Frühgeborene, die in Armut geboren werden, sind viermal seltener bereit für die Schule

Frühgeborene, die in Armut geboren werden, sind viermal seltener bereit für die Schule
Frühgeborene, die in Armut geboren werden, sind viermal seltener bereit für die Schule
Anonim

Fortschritte in der Neugeborenenversorgung ermöglichen es zwei Dritteln der Frühgeborenen, die mit Atemproblemen geboren werden, in einem angemessenen Alter schulreif zu sein, aber diejenigen, die in Armut leben, sind mit weitaus geringerer Wahrscheinlichkeit rechtzeitig fertig als ihre bessergestellten Altersgenossen, berichten Forscher des University of Chicago Medical Center in der Juli-Ausgabe der Zeitschrift Pediatrics.

Obwohl mehrere medizinische Faktoren, darunter chronische Lungenerkrankungen, Gehirnblutungen und männliches Geschlecht, mit einer geringeren Schulreife in Verbindung gebracht wurden, war der mit Abstand stärkste Faktor, der die Schulreife bestimmt, ein niedriger sozioökonomischer Status.
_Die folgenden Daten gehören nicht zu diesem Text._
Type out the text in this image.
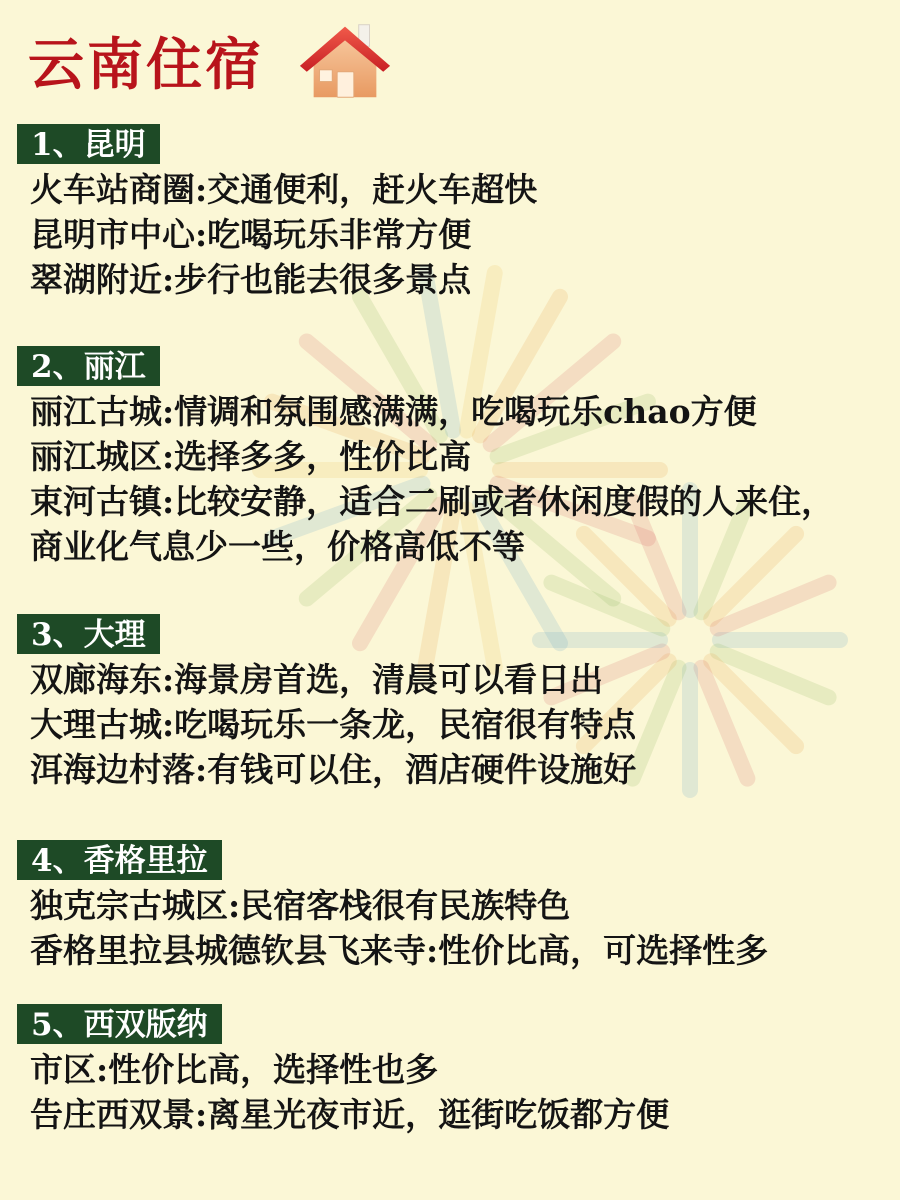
云南住宿
1、昆明
火车站商圈:交通便利，赶火车超快
昆明市中心:吃喝玩乐非常方便
翠湖附近:步行也能去很多景点
2、丽江
丽江古城:情调和氛围感满满，吃喝玩乐chao方便
丽江城区:选择多多，性价比高
束河古镇:比较安静，适合二刷或者休闲度假的人来住，
商业化气息少一些，价格高低不等
3、大理
双廊海东:海景房首选，清晨可以看日出
大理古城:吃喝玩乐一条龙，民宿很有特点
洱海边村落:有钱可以住，酒店硬件设施好
4、香格里拉
独克宗古城区:民宿客栈很有民族特色
香格里拉县城德钦县飞来寺:性价比高，可选择性多
5、西双版纳
市区:性价比高，选择性也多
告庄西双景:离星光夜市近，逛街吃饭都方便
“Die gute Nachricht ist, dass Frühgeborene überleben. Die Neonatologie hat eine bemerkenswerte Arbeit geleistet, indem sie die Sterblichkeit gesenkt hat, ohne die Morbidität zu erhöhen“, sagte der Co-Autor der Studie Jeremy Marks, MD, PhD, außerordentlicher Professor für Pädiatrie. „Die schlechte Nachricht ist, dass Armut zu enormen Unterschieden bei der Schulreife führt, wobei es armen Kindern viermal schlechter geht als anderen.“

Der Befund erweitert eine Studie über Frühgeborene mit unreifen Lungen, die Forscher der University of Chicago im Jahr 2000 begonnen haben.

Die Forscher wollten herausfinden, wie viele von ihnen bereit waren, die Grundschule zu besuchen, wenn sie das Schul alter erreichten, und die Faktoren verstehen, die mit der mangelnden Schulreife dieser Kinder zusammenhängen.

Die Forscher konnten Follow-up-Daten von 137 von 167 (81 Prozent) der Frühgeborenen mit Atemnotsyndrom sammeln.

„Als monozentrische Kohortenstudie waren wir erfreut, einen so hohen Anteil der Patienten, die wir ursprünglich gesehen hatten, nachverfolgen zu können“, sagte Michael Msall, MD, Leiter der Entwicklungs- und Verh altenspädiatrie.„Wir wussten, dass Frühgeborene nach zwei Jahren ein erhöhtes Risiko für abnormale neurologische Entwicklungsergebnisse haben. Aber wir wussten nicht, welche Faktoren diese Kinder daran hinderten, rechtzeitig in die Schule zu kommen.“

Anhand von Bewertungen des Verständnisses jedes Kindes für grundlegende Konzepte, Wahrnehmungsfähigkeiten, rezeptives Vokabular, alltägliche lebensfunktionelle Fähigkeiten und ob Kinder sensorische Beeinträchtigungen oder Autismus hatten, wiesen die Forscher jedem Kind eine Schulreifebewertung zu. Die multidimensionale Analyse umfasste auch standardisierte neurologische und gesundheitliche Bewertungen sowie Messungen des sozioökonomischen Status der Familie.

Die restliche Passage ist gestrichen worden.